Anadolu'nun fethinden sonra bölgeye yerleşen Türklerin Çorum bölgesini yurt ve otlak olarak kullandıkları kayıtlardan anlaşılmaktadır.
Bölgede en çok köy ve yer adı bırakanlar Bayat, Eymir, Kargın, Yapar ve Çavuldur boylarıdır.

Danişmend Beyliği Zamanında Çorum

Danişmend Ahmet Gazi tarafından Bizans’tan alınan Çorum, Danişmend Beyliği’nin Sivas koluna bağlıydı. Sonradan merkezleri Niksar olmuştur. 1174 yılına kadar bağımsız olan Danişmend Beyliği, Anadolu Selçuklu Sultanı II.Kılıç Arslan tarafından yıkılarak toprakları Anadolu Selçuklu Devletine katılmıştır.
Danişmendliler zamanında Anadolu’nun büyük bir kısmı Anadolu Selçukluları tarafından ele geçirilmiştir. Ancak Haçlı ordularının Ankara’ya yürümesi üzerine, Ankara Emiri olan Fetih Han Çorum Sancağına çekilmek zorunda kalmıştır.

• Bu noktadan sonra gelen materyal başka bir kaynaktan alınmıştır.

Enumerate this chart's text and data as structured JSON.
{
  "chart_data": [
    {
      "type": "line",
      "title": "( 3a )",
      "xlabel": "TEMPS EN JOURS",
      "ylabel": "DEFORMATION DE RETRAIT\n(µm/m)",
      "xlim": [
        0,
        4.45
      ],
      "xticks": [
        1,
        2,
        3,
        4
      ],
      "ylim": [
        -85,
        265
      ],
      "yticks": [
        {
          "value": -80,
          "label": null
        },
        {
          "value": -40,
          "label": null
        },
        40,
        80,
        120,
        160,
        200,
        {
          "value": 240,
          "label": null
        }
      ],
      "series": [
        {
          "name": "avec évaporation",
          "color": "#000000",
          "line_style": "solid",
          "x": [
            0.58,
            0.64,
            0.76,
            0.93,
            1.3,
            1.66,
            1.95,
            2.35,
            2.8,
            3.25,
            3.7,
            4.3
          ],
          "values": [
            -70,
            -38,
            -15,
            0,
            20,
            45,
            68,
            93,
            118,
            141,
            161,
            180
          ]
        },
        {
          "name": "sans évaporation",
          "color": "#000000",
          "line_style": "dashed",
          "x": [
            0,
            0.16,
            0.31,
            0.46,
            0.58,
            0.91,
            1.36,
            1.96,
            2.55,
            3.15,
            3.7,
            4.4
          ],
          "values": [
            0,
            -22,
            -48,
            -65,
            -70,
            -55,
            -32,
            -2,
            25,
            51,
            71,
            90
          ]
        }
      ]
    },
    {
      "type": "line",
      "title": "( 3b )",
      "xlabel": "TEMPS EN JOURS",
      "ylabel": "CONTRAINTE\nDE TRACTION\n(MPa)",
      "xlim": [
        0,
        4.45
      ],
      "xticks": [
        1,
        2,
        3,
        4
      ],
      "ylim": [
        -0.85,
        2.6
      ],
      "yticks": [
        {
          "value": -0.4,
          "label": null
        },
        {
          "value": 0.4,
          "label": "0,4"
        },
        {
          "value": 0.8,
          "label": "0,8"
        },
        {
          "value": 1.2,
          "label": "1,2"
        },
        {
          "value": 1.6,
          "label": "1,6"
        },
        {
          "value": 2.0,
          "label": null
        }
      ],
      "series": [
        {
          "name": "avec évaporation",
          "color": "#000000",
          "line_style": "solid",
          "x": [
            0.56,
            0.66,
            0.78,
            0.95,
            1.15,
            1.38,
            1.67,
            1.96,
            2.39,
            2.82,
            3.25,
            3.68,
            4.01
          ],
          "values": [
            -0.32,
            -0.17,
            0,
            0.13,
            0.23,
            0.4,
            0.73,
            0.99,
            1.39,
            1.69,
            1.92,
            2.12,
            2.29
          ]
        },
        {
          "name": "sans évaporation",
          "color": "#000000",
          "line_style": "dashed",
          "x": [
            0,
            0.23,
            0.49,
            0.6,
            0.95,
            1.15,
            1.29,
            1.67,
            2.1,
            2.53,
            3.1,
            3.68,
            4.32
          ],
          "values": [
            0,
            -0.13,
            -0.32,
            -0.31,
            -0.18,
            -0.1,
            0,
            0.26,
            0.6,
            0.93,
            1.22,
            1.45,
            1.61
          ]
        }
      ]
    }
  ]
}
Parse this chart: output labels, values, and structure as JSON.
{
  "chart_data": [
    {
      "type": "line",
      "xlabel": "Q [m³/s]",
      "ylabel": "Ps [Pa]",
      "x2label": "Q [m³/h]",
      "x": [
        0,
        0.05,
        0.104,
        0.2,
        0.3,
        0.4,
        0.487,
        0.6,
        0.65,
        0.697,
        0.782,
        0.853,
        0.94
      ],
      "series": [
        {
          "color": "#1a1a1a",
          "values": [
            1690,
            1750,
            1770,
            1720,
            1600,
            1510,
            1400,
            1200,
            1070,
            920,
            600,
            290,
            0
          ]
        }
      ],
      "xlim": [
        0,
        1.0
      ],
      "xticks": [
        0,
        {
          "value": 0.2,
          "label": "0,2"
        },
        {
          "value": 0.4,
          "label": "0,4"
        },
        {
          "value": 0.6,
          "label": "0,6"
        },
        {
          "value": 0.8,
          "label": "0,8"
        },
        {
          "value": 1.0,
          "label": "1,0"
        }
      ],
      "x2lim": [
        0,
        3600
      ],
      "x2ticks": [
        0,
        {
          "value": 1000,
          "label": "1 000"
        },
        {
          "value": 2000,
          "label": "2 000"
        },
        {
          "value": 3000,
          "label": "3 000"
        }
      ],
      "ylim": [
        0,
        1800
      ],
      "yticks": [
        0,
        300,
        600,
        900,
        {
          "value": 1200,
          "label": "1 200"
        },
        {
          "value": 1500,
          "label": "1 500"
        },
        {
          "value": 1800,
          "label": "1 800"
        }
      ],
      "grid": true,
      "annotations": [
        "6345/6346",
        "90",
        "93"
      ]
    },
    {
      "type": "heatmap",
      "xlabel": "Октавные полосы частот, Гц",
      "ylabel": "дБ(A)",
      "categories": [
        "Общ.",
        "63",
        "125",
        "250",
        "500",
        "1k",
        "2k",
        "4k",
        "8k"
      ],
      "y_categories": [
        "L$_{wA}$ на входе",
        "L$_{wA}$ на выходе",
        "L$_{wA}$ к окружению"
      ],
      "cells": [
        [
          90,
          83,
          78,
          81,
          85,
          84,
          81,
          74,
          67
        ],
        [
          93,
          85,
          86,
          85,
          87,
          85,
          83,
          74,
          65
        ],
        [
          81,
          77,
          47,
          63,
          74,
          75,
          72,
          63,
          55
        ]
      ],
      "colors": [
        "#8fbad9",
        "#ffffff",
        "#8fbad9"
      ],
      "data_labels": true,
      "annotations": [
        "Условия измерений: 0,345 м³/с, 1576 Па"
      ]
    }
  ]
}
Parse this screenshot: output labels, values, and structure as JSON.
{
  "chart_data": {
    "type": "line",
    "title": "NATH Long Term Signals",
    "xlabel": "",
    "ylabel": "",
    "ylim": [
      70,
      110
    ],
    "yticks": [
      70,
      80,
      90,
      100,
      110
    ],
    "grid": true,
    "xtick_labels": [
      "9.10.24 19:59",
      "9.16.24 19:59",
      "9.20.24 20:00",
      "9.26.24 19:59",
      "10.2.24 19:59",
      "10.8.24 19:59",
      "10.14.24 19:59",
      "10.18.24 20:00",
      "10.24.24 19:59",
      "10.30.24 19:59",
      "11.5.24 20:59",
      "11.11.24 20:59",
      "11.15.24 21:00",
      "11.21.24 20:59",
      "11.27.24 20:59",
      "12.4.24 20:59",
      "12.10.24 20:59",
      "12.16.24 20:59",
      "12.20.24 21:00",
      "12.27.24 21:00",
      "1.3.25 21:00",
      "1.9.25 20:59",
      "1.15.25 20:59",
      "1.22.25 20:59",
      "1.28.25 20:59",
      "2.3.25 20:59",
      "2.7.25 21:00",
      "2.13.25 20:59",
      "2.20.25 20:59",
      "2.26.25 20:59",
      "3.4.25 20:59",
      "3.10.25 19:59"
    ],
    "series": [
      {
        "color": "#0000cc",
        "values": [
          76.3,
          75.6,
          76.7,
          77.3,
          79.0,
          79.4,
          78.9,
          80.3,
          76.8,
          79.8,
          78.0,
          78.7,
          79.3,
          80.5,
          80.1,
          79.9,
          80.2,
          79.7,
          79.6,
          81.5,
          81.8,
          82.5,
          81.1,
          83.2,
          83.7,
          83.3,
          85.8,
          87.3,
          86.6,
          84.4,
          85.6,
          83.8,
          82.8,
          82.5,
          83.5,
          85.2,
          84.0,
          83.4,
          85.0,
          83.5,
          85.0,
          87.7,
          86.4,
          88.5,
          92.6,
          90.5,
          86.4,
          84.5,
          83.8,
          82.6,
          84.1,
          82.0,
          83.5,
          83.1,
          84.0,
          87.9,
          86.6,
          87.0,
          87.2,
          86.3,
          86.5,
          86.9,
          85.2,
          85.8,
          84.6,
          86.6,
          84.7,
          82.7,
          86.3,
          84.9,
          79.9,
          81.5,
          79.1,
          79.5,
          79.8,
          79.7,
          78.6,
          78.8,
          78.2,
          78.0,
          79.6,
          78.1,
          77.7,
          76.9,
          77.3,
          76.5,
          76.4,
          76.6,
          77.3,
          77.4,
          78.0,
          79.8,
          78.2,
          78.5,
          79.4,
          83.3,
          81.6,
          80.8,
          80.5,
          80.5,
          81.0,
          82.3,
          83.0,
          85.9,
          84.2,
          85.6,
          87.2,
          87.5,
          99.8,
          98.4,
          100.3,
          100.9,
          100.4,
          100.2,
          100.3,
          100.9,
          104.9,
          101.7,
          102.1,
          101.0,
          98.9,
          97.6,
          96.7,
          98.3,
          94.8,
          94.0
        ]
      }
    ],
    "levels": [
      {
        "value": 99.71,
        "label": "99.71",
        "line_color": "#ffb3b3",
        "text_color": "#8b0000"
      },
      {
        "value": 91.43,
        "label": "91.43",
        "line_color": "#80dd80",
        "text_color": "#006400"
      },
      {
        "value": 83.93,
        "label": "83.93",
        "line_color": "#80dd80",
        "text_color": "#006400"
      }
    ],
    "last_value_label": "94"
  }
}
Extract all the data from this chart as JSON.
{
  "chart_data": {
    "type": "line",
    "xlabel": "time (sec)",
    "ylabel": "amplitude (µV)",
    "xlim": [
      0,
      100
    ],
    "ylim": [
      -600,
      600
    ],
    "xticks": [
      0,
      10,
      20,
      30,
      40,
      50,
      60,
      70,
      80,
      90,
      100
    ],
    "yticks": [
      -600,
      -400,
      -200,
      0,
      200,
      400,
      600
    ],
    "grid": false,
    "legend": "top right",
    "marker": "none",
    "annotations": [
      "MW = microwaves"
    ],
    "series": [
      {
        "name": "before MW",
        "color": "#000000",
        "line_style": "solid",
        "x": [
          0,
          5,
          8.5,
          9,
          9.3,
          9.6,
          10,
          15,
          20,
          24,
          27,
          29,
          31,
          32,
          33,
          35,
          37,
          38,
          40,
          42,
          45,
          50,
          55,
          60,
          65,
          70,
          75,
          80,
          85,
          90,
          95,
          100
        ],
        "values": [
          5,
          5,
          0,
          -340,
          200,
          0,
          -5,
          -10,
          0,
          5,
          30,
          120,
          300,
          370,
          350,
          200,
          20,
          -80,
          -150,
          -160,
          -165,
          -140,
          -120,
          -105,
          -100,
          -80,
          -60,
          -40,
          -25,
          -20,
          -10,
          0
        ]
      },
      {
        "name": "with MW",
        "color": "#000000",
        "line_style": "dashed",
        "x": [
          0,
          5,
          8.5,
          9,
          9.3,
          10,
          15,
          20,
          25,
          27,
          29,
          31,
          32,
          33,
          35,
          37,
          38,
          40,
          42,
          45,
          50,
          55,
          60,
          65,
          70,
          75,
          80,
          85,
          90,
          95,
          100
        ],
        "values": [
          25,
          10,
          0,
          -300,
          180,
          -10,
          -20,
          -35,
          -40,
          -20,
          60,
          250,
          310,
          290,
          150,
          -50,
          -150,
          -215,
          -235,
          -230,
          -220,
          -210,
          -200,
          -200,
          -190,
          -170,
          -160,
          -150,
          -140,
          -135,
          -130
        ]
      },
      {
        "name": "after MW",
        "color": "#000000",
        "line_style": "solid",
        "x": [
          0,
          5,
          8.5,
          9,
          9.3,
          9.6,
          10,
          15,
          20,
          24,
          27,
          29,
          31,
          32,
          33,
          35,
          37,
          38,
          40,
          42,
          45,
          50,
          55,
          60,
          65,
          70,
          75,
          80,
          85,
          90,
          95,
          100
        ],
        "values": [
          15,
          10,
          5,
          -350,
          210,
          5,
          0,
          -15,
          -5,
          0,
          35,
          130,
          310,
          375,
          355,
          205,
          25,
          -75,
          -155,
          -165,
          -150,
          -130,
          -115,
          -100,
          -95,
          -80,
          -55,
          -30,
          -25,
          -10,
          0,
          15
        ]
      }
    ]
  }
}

Anadolu Selçukluları Zamanında Çorum

Çorum’un Anadolu Selçuklu Devleti’nin yönetimine katılması I.Kılıç Arslan zamanında olmuştur. Haçlılarla Çorum yakınlarında savaş yapılırken Çorum Beyi olan Obruna’nın Kılıç Arslan’a sığınmış olduğu ve şimdiki kalenin I.Kılıç Arslan tarafından yaptırıldığı değerlendirilmektedir.
Çorum’un I. Kılıç Arslan tarafından alınması Danişmendliler ile aralarının açılmasına neden olmuştur.
I.Kılıç Arslan’dan sonra Anadolu Selçukluları zamanında Çorum giderek gelişmiş olup, 1200 yılına ait bir tutanakta Camii Kebir (Ulu Camii) Pazar Camii, Abdi bey Camii Defterdar Camii, Burhan Kethüda Camii ayrıca Süleyman ağa Kütüphanesi’nin bulunduğu görülmektedir.
II.Gıyasettin Keyhüsrev döneminde (1237-1245) Çorum yönetim bakımından serleşkerlik (Bölge Komutanlığı) şekline dönüşmüştür.
Bu zamanda Baba İshak ismindeki bir dervişin, Türkmenler arasında taraftar toplayarak ayaklanması güçlükle bastırıldı. Baba İshak’ ın en yakın müridlerinden olan Baba İlyas Çorum’daki Türkmen beylerinden olup, Baba İshak’ın öldürülmesinden sonra Amasya’ ya geçerek şeyhliğine devam etmiş, yerine oğlu Aşık Paşa (Aşık Ali) geçmiş, daha sonra Aşık Ali’nin oğlu Elvan Çelebi şeyhliklerini sürdürmüşlerdir.
Moğollar ile Anadolu Selçukluları arasında, 1243 yılında yapılan Kösedağ Savaşında, Anadolu Selçuklu Devletinin yenilmesi sonucu, Anadolu’da yeni bir karışıklık dönemi başlamıştır. Bu durum Çorum’u da etkilemiştir. Karahisar Temürliye sahip olan “Hüsamettin” bu karışıklıkta Çorum ve Osmancık’a da egemen olmuştur. 1276 yılında Kunduz bey’in oğlu Emir Celalettin’in Çorum’daki Moğolları yenerek Çorum ve Amasya’yı almıştır.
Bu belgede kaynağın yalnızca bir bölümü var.